Q2 2026 earnings summary
11 May, 2026Executive summary
Delivered strong financial performance in Q2 2026, with adjusted net income up 15% year-over-year to nearly CAD 19 million and consolidated Adjusted EBITDA up 10% to CAD 38 million, driven by the Sugar segment despite lower volumes and revenues.
Maple segment Adjusted EBITDA was just under CAD 5 million, down CAD 2 million year-over-year, mainly due to higher production costs and product mix.
Strategic focus remains on margin and execution rather than volume, with a philosophy of consistent, sustainable profitability.
Maintained a consistent quarterly dividend of 9 cents per share, reflecting ongoing free cash flow generation and a healthy balance sheet.
Continued progress on the LEAP Project to expand production capacity, with completion targeted for the first half of 2027 and $178.2 million capitalized to date.
Financial highlights
Adjusted net earnings for Q2 were CAD 19 million (CAD 0.14/share), up from CAD 16 million (CAD 0.13/share) last year; adjusted net earnings per share grew by 8%.
First six months adjusted net earnings were CAD 43 million (CAD 0.34/share), up 22% year-over-year.
Revenues for Q2 were CAD 281 million, down from CAD 338 million last year, mainly due to lower Raw #11 prices and reduced sugar export volumes.
Consolidated adjusted gross margin increased by 14% to $54 million compared to the same quarter last year.
Free cash flow for the trailing 12 months was about CAD 93 million, up 11% year-over-year.
Outlook and guidance
Revised sugar volume forecast for fiscal 2026 to 735,000 metric tons, a 6% reduction from 2025, mainly due to lower export sales.

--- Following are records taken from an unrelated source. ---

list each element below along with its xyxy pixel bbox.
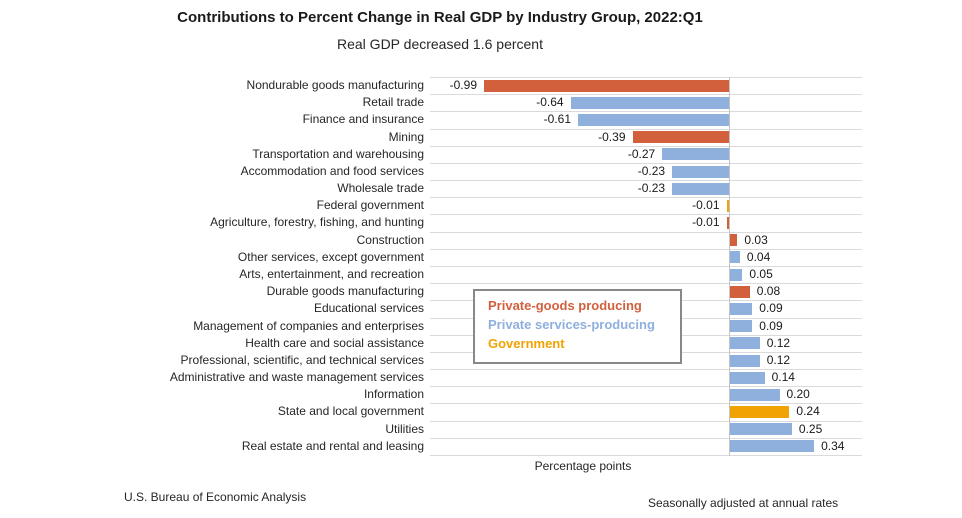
bar [632, 131, 729, 144]
category-label: Information [363, 387, 424, 402]
value-label: 0.14 [771, 370, 795, 385]
chart-subtitle: Real GDP decreased 1.6 percent [337, 36, 543, 52]
category-label: Utilities [385, 421, 424, 436]
legend-item-government: Government [488, 336, 565, 351]
gridline [430, 455, 862, 456]
value-label: 0.05 [749, 267, 773, 281]
value-label: 0.34 [821, 438, 845, 453]
category-label: Other services, except government [237, 249, 424, 264]
category-label: Real estate and rental and leasing [241, 438, 424, 453]
value-label: -0.01 [692, 215, 720, 230]
bar [730, 440, 815, 453]
adjustment-note: Seasonally adjusted at annual rates [648, 496, 839, 510]
category-label: Wholesale trade [337, 181, 424, 196]
gridline [430, 77, 862, 78]
legend: Private-goods producing Private services… [473, 289, 682, 364]
gridline [430, 197, 862, 199]
value-label: -0.23 [637, 181, 666, 196]
value-label: 0.25 [798, 421, 823, 436]
source-attribution: U.S. Bureau of Economic Analysis [124, 490, 307, 504]
bar [726, 217, 729, 229]
bar [484, 79, 729, 92]
gridline [430, 386, 862, 388]
gridline [430, 162, 862, 164]
value-label: 0.12 [766, 335, 791, 350]
gridline [430, 420, 862, 422]
bar [730, 251, 740, 264]
bar [730, 234, 738, 247]
category-label: State and local government [277, 404, 424, 419]
category-labels: Nondurable goods manufacturing Retail tra… [0, 77, 424, 455]
gridline [430, 437, 862, 439]
category-label: Federal government [316, 198, 424, 213]
x-axis-label: Percentage points [534, 459, 632, 473]
category-label: Transportation and warehousing [252, 146, 424, 161]
value-label: 0.09 [759, 318, 783, 333]
category-label: Nondurable goods manufacturing [246, 78, 424, 92]
gridline [430, 403, 862, 405]
bar [730, 371, 765, 384]
bar [672, 182, 729, 195]
bar [730, 423, 792, 436]
gridline [430, 94, 862, 96]
value-label: -0.99 [449, 78, 477, 92]
plot-area: -0.99 -0.64 -0.61 -0.39 -0.27 -0.23 -0.23 -0.01… [430, 77, 862, 456]
value-label: -0.01 [692, 198, 720, 213]
category-label: Finance and insurance [302, 112, 424, 127]
bar [730, 302, 753, 315]
value-label: 0.04 [746, 249, 771, 264]
gridline [430, 128, 862, 130]
gridline [430, 283, 862, 285]
bar [672, 165, 729, 178]
value-label: -0.61 [543, 112, 571, 127]
bar [730, 320, 753, 333]
gridline [430, 180, 862, 182]
bar [726, 199, 729, 212]
value-label: -0.64 [536, 95, 564, 110]
gridline [430, 266, 862, 267]
bar [730, 388, 780, 401]
value-label: -0.27 [627, 146, 656, 161]
category-label: Professional, scientific, and technical … [180, 352, 424, 367]
bar [730, 268, 743, 281]
value-label: 0.20 [786, 387, 810, 402]
gridline [430, 214, 862, 216]
value-label: -0.23 [637, 163, 666, 178]
zero-axis-line [729, 77, 730, 456]
gridline [430, 111, 862, 113]
bar [578, 114, 729, 126]
category-label: Mining [388, 129, 424, 144]
bar [662, 148, 729, 161]
category-label: Accommodation and food services [240, 163, 424, 178]
value-label: 0.12 [766, 352, 791, 367]
bar [730, 337, 760, 350]
value-label: 0.24 [796, 404, 820, 419]
gridline [430, 145, 862, 147]
category-label: Arts, entertainment, and recreation [239, 267, 424, 281]
gridline [430, 369, 862, 371]
chart-title: Contributions to Percent Change in Real … [177, 9, 703, 26]
category-label: Agriculture, forestry, fishing, and hunt… [210, 215, 424, 230]
bar [730, 354, 760, 367]
category-label: Administrative and waste management serv… [169, 370, 424, 385]
bar [570, 96, 729, 109]
gridline [430, 248, 862, 250]
bar [730, 406, 790, 418]
value-label: 0.09 [759, 301, 783, 316]
legend-item-private-goods: Private-goods producing [488, 298, 642, 313]
value-label: -0.39 [598, 129, 626, 144]
category-label: Management of companies and enterprises [193, 318, 424, 333]
category-label: Retail trade [362, 95, 424, 110]
legend-item-private-services: Private services-producing [488, 317, 655, 332]
category-label: Educational services [313, 301, 424, 316]
value-label: 0.03 [744, 232, 768, 247]
bar [730, 285, 750, 298]
value-label: 0.08 [756, 284, 781, 299]
category-label: Durable goods manufacturing [266, 284, 424, 299]
gridline [430, 231, 862, 233]
category-label: Health care and social assistance [245, 335, 424, 350]
category-label: Construction [356, 232, 424, 247]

Domestic sugar business remains healthy with stable margins expected.
Maple volume forecast for 2026 is 56 million pounds, up 5% year-over-year, with sufficient supply secured.
Capital spending for 2026 (excluding LEAP) expected at CAD 27 million; LEAP project spending anticipated at CAD 115 million.
Second half of 2026 expected to align closely with first half performance, with stable profitability.